Reputation: 175
I have been reading the DSP Guide for what seems like a good 3 years now. Only until recently getting comfortable enough with programming did I decide to start experimenting around with FFT based convolution, 1D to be exact, one real in, a complex out.
I stumbled across some code for getting the FFT and IFFT and got it to work, I am getting a correct DFT in the complex frequency domain which after a little bit of bit manipulation (separating the complex array back into two separate real and imaginary arrays) and running it back through the IFFT followed by again more bit manipulation yeilds the original input like expected.

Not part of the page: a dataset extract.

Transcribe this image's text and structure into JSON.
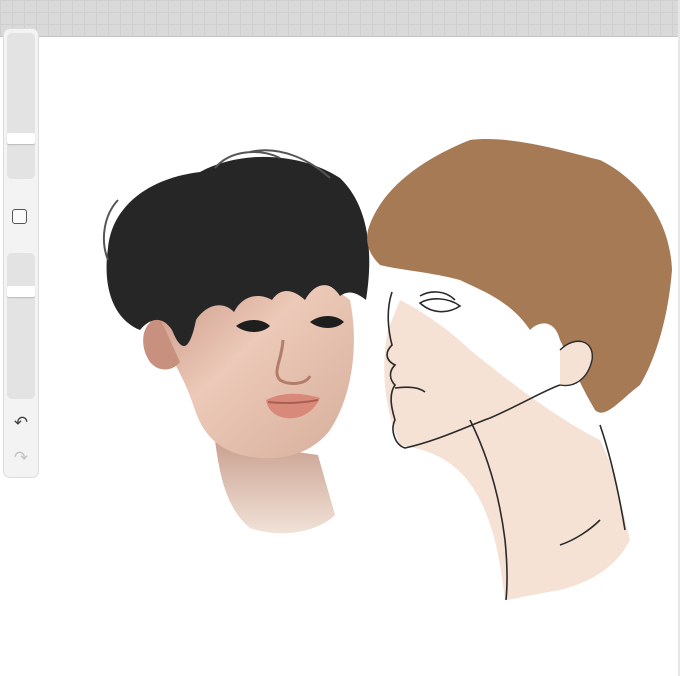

Now maybe I have the concept of Convolution all wrong but simply multiplying like elements of the complex arrays and then running the result back through the IFFT is giving bogus numbers. To test I am simply making a ramping kernel, and a dirac delta function as the input and plugging the result into the IFFT, the code is not giving the original kernel as expected.
public void convolution(double [] xReal, double [] xImag,
double [] hReal, double [] hImag){
for (int i = 0; i < n; i++){
xReal[i] *= hReal[i];
xImag[i] *= hImag[i];
}
}
My question is: is this code for multiplying the elements of the complex DFT correct.
I have been looking for simple convolution code or simply the math behind it but have had no such luck. Everything I have found has just been "multiplication in the frequency domain equals convolution in the time domain".
Upvotes: 2
Views: 575
Reputation: 70673
Multiplication in the frequency domain does a circular convolution, not a straight linear convolution, unless you zero pad out the FFTs and IFFT to longer than the sum of the length of the time domain signal and the full time domain impulse response. (Zero-pad, because a circular wrap/around of all zeros is the same as no wrap around).
Also, for convolution, you need to multiply by the transform (FFT) of the zero-padded impulse response (its frequency response), not the impulse response itself.
Also, the multiplication has to be a complex multiply, not a multiply of just the 2 separated component vectors.